Ma quindi, secondo lei, è possibile una forma di manipolazione da parte del marketing?
Assolutamente no! Ci tengo a precisare che non si tratta di “controllo”. Se il marketing ci controllasse realmente saremmo dei robot senza alcun libero arbitrio, senza il piacere di scegliere in base ai nostri gusti e alle nostre esigenze. Spesso viene alimentata la falsa credenza che il cervello sia passivo nei confronti degli stimoli che percepisce ed elabora, come se fosse una sorta di recipiente che si può colmare con ciò che si vuole. Non è assolutamente così.
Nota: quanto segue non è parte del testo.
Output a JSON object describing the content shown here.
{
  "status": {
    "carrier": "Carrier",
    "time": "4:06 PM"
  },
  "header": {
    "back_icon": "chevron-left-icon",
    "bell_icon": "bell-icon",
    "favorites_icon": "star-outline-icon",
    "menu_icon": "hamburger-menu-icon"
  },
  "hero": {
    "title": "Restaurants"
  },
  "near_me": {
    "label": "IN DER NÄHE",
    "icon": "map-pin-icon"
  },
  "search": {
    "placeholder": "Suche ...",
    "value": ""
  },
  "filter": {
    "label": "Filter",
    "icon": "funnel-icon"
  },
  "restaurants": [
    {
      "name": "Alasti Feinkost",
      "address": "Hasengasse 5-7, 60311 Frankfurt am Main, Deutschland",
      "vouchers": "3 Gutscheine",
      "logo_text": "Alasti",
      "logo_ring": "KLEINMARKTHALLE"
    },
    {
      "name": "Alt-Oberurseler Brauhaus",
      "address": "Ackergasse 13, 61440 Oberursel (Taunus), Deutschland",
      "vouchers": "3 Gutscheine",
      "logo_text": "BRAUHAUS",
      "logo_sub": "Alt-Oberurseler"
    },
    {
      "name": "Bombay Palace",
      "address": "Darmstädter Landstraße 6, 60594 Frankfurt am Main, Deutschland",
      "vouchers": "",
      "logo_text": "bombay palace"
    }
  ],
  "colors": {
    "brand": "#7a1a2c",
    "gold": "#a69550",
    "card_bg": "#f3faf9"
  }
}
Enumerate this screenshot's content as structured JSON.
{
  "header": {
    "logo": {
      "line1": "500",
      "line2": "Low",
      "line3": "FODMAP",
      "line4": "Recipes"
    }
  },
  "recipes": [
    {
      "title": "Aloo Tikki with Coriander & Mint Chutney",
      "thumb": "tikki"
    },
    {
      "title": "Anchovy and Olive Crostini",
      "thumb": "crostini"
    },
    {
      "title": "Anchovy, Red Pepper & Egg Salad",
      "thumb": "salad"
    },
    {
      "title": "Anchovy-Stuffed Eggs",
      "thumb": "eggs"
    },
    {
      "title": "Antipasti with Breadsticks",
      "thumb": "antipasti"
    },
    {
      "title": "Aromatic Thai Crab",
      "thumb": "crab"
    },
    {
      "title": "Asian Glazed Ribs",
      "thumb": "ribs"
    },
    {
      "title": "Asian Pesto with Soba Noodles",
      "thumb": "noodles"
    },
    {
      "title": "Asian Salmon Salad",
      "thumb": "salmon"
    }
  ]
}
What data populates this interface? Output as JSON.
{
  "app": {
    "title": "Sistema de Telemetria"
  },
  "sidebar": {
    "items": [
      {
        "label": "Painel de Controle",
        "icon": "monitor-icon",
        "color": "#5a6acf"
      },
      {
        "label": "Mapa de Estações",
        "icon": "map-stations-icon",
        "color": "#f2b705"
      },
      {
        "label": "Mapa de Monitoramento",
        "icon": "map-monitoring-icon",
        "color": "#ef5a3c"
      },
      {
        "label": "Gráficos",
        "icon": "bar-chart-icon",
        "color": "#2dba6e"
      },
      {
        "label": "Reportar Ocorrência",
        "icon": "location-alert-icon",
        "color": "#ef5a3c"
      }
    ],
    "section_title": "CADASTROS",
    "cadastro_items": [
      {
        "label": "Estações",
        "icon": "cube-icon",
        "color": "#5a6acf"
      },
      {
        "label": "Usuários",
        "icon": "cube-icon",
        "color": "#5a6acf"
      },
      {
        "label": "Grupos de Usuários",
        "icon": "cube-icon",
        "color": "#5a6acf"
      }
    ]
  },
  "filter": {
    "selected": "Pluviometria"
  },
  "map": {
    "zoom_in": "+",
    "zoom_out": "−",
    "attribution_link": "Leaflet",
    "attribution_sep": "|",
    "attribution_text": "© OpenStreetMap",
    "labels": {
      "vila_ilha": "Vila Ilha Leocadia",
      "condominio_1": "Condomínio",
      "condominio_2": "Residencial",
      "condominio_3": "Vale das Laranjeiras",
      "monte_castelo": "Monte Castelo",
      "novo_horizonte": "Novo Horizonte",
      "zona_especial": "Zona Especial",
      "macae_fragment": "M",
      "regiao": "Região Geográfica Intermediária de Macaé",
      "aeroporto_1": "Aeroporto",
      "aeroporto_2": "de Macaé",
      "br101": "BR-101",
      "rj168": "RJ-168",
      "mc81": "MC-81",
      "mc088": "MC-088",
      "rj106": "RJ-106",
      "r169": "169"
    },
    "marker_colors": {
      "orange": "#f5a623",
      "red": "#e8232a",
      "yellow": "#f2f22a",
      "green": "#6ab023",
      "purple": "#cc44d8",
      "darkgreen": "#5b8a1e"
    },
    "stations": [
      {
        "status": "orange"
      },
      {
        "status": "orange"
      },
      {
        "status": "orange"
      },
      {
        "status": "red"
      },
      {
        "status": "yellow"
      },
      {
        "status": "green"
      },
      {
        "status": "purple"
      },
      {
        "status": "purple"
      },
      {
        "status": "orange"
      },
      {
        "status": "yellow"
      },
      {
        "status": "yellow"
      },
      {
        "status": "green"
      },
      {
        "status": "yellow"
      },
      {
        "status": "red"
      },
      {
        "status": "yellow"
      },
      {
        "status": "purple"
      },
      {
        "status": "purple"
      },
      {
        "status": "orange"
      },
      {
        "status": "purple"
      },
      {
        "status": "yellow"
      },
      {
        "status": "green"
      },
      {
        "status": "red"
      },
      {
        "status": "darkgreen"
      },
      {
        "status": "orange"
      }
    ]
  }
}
Noi agiamo nel mondo e costruiamo le nostre esperienze attraverso la nostra soggettiva interpretazione degli stimoli che ci vengono proposti. Il marketing può aiutare a contestualizzare meglio le nostre preferenze tenendo, però, in considerazione che siamo esseri umani pensanti e liberi di fare tutte le nostre valutazioni. Il neuromarketing propone delle opzioni nuove che si basano su riscontri scientifici, una strada in più da percorrere. Ed è proprio compito di un nuovo concetto di marketing fare in modo che quella strada appaia la migliore da percorrere. Siamo, però, noi in ultimo a scegliere liberamente, sempre.
E il cibo come entra in tutto ciò?
Dal neuromarketing alla neurogastronomia il salto è stato quasi obbligato. Quando ti trovi continuamente a contatto con le neuroscienze cerchi di applicarle a quanti più ambiti possibili, e viene quasi automatico cercare di comprendere quali effetti possa avere una componente fondamentale della nostra vita come il cibo. Alla fine siamo ciò che mangiamo, quindi come potrebbe non interessarci approfondire la questione?
Come è cambiato il suo approccio con la gastronomia?
Quando ho iniziato ad addentrarmi in questa materia ho subito capito quante sensazioni perdiamo dandole per scontate. Perfino io che tra psicologia e neuromarketing ho una predisposizione all’attenzione dei dettagli, non notavo quanto fossero potenti questi stimoli. Ora è come avere un terzo occhio che capta tutto ciò che il cibo riesce a darci ed è proprio quello che cerco di trasferire a chi frequenta il corso di neurogastronomia.
Le piace cucinare?
Paradossalmente non amo cucinare ma mi piace molto mangiare. Infatti, per la neurogastronomia poco importa saper cucinare, l’importante è conoscere molto bene il cervello e come questo vive l’esperienza enogastronomica.
Come diffonde questa materia?
Prediligo il metodo divulgativo perché sono dell’avviso che sia importante trasmettere le mie conoscenze sul cervello non solo agli addetti ai lavori ma a chiunque abbia l’interesse per scoprire come è fatto e come funziona il proprio cervello. Per questo, ogni volta che tengo una lezione in azienda o nelle Università cerco sempre di rendere il materiale fruibile a tutti i presenti. Meglio traduciamo queste tematiche in strumenti di facile comprensione (senza assolutamente tralasciare la competenza teorica e scientifica di partenza), più le persone si avvicineranno e meglio ne comprenderanno l’utilità, agevolando una rapida diffusione. Anche perché, oggi, di neurogastronomia si parla veramente ancora molto poco qui in Italia.
In quali settori crede possa essere maggiormente applicata la neurogastronomia?
Gli assunti della neurogastronomia si possono applicare a diversi ambiti, sia nel settore industriale del food&beverage sia nella ristorazione di alto e altissimo livello.
La neurogastronomia può essere utilizzata per fare ricerca sugli effetti di alcuni alimenti nel nostro cervello, oppure a capire come e perché un particolare piatto o un vino accendono determinate aree cerebrali. Può essere utile per il marketing del settore food&beverage o dell’enogastronomia per migliorare la comunicazione dei propri prodotti. Può essere utilizzata per valutare in modo scientifico e oggettivo la shopping experience di punti vendita o la completa esperienza enogastronomica all’interno di un ristorante. È proprio la sua naturale adattabilità a diversi campi che rende ancor più affascinante questa materia.